Opini
Opini: Menyelamatkan Desa Pesisir dari Regulasi Setengah Hati
Artinya, Perdes yang disusun hanya sebatas memenuhi kewajiban administratif tanpa diiringi dengan komitmen implementasi yang nyata.
Oleh: Try Suriani Loit Tualaka
Peneliti Junior di Institute of Resource Governance and Social Change/IRGSC - Kupang, Nusa Tenggara Timur
POS-KUPANG.COM - Ketika ombak menggulung pantai, yang pertama kali merasakan dampaknya adalah masyarakat pesisir.
Begitu pula dengan regulasi: ketika kebijakan desa hanya hadir sebagai formalitas, warga pesisirlah yang paling dulu menanggung akibatnya.
Padahal, Peraturan Desa (Perdes) bukan sekadar teks hukum di atas kertas, melainkan simbol otonomi sekaligus instrumen kemandirian desa.
Undang-Undang Desa Nomor 6 Tahun 2014 memberi kewenangan penuh kepada desa untuk mengatur dirinya sendiri, termasuk dalam mengelola wilayah pesisir yang sarat tantangan sosial, ekonomi, dan ekologi.
Dasarnya kokoh: Perdes diakui dalam UU Pembentukan Peraturan Perundang-undangan, dijabarkan dalam PP 43/2014, hingga teknisnya diatur lewat Permendagri 111/2014.

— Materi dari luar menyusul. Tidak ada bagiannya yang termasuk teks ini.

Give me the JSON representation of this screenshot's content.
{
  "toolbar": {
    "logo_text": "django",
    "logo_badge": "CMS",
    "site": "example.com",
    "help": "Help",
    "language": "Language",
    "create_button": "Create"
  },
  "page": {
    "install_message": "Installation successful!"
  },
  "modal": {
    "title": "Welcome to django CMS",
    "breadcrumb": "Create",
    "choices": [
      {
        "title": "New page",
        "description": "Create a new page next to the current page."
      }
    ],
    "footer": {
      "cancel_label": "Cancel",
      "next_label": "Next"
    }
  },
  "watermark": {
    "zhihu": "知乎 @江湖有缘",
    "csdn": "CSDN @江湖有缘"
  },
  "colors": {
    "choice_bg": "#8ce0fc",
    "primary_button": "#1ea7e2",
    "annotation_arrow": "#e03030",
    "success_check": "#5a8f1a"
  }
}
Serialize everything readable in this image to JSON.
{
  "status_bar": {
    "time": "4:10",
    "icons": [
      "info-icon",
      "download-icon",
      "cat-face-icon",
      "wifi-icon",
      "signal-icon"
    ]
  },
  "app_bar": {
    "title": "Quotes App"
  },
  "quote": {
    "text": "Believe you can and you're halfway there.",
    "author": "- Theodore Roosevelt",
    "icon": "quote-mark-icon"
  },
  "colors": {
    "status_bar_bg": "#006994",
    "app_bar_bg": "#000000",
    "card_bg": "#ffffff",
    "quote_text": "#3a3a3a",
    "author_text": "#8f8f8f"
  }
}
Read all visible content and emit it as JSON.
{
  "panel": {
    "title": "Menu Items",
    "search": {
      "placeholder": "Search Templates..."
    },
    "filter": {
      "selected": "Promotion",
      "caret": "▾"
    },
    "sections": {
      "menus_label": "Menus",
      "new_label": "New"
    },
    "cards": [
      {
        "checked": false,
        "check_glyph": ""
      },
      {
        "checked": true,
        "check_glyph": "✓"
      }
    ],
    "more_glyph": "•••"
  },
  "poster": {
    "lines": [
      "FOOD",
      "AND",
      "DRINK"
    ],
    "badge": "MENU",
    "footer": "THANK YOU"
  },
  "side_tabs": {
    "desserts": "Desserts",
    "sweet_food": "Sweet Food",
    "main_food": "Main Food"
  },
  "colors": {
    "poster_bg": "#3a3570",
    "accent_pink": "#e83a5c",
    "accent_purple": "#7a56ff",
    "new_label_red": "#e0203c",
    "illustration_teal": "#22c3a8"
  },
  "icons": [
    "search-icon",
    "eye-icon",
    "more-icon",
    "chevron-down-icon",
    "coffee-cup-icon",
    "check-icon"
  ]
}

Baca juga: Opini: Pahlawan yang Terlupakan di Balik Janji Generasi Emas
Namun, semua itu akan sia-sia jika Perdes berhenti sebagai regulasi setengah hati.
Artinya, Perdes yang disusun hanya sebatas memenuhi kewajiban administratif tanpa diiringi dengan komitmen implementasi yang nyata.
Regulasi yang tidak dijalankan dengan konsisten hanya akan menjadi dokumen formalitas yang tersimpan di laci, tidak mampu menjawab persoalan masyarakat pesisir.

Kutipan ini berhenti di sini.